Active sales restrictions concern limitations of the buyer’s ability to actively approach individual customers and they generally constitute hard-core restrictions.  The provisions of the old VBER and Guidelines were reviewed and it was noted that that certain aspects of the rules on active sales restrictions were both unclear and limited suppliers in designing their distribution systems according to their business needs.  In relation to selective distribution, the new VBER and Guidelines introduce the possibility of ‘shared exclusivity’, allowing a supplier to select up to five distributors in a given territory or for a particular group of consumers. 

The new VBER and Guidelines clarify that the block exemption also applies where a supplier requires its distributors to ‘pass on’ to their immediate customers restrictions on making active sales into territories or customer groups exclusively allocated to other distributors.  The new VBER also grants enhanced protection in relation to selective distribution, making it possible for suppliers to restrict sales outside the selective distributor's network to unauthorized distributors located in the territory of the selective distribution system.

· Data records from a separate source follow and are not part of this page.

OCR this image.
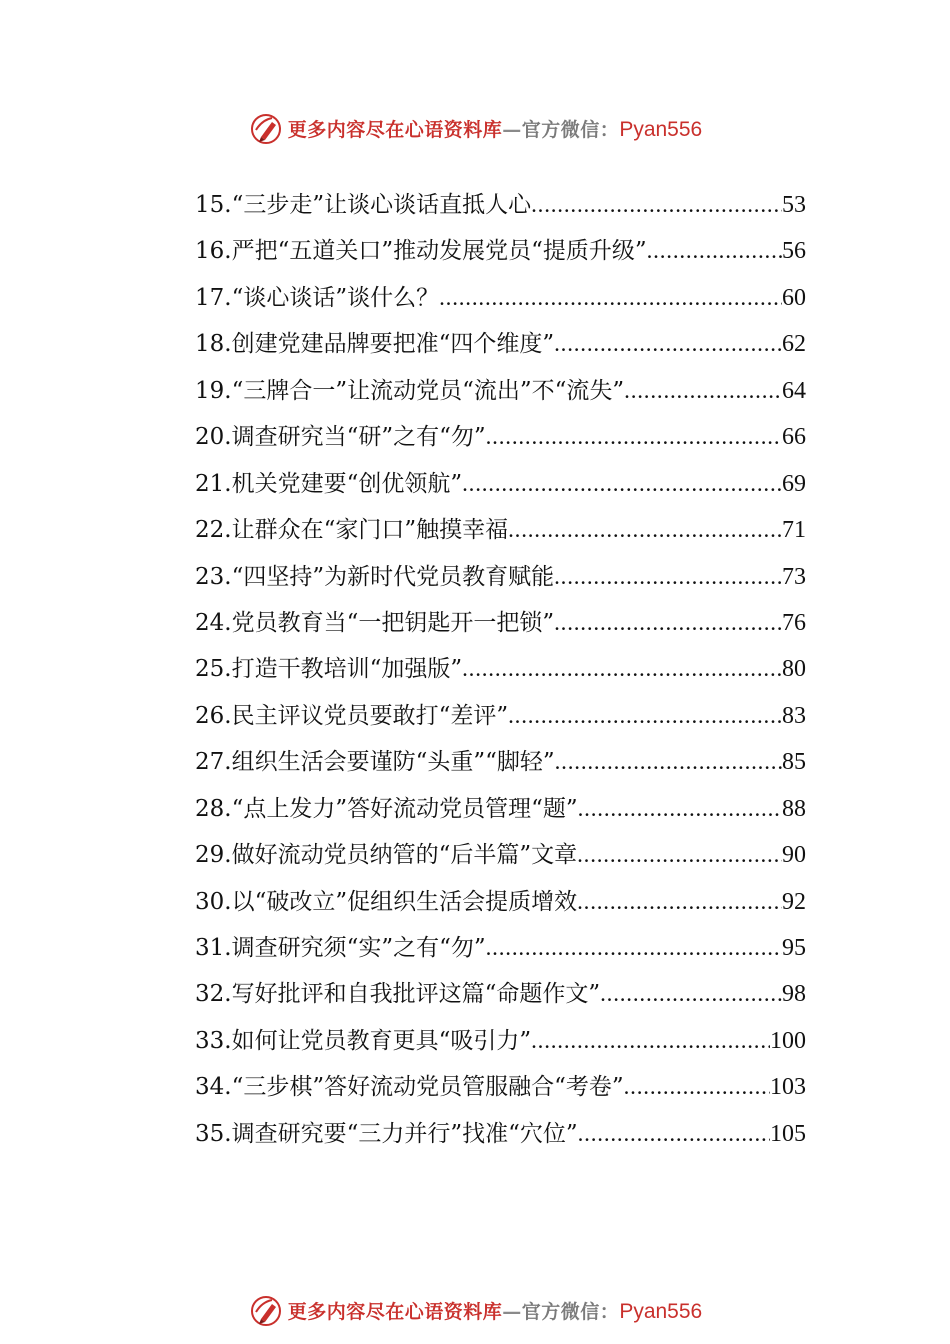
更多内容尽在心语资料库—官方微信：Pyan556
15.“三步走”让谈心谈话直抵人心 .....	53
16.严把“五道关口”推动发展党员“提质升级” .....	56
17.“谈心谈话”谈什么？ .....	60
18.创建党建品牌要把准“四个维度” .....	62
19.“三牌合一”让流动党员“流出”不“流失” .....	64
20.调查研究当“研”之有“勿” .....	66
21.机关党建要“创优领航” .....	69
22.让群众在“家门口”触摸幸福 .....	71
23.“四坚持”为新时代党员教育赋能 .....	73
24.党员教育当“一把钥匙开一把锁” .....	76
25.打造干教培训“加强版” .....	80
26.民主评议党员要敢打“差评” .....	83
27.组织生活会要谨防“头重”“脚轻” .....	85
28.“点上发力”答好流动党员管理“题” .....	88
29.做好流动党员纳管的“后半篇”文章 .....	90
30.以“破改立”促组织生活会提质增效 .....	92
31.调查研究须“实”之有“勿” .....	95
32.写好批评和自我批评这篇“命题作文” .....	98
33.如何让党员教育更具“吸引力” .....	100
34.“三步棋”答好流动党员管服融合“考卷” .....	103
35.调查研究要“三力并行”找准“穴位” .....	105
更多内容尽在心语资料库—官方微信：Pyan556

(ii) Online Sales Restrictions:

The old VBER did not contain any express provisions relating to restrictions of online sales. The new VBER now expressly provides that preventing “effective use of the internet” by the buyer, or its customers, is a “hard-core restriction”.  Examples of such hard-core behaviour would include eg, requiring the buyer to prevent customers located in another territory from accessing its website or re-routing customers to other sellers / the supplier or including restrictions that have the object of preventing the use of one or more entire online advertising channels (eg, price comparison services or search engine advertising). 

Other practices relating to online sales, including eg, the ability to charge the same distributor different wholesale prices for products to be sold online and offline and the ability to impose different criteria for online and offline sales in selective distribution systems are now exempted under the new VBER, provided all other conditions for the exemption are met.

Comment

It is expected that the new VBER and Guidelines will provide stakeholders with simpler, clearer and up-to-date rules and guidance that can help businesses to self-assess the compliance of their vertical agreements with Article 101 of the TFEU in a business environment reshaped by the growth of online sales and by new market players such as online platforms, and ensure a more harmonised application of the vertical rules across the EU.

Additional detailed information on the main changes can be found in an explanatory note attached to the new rules.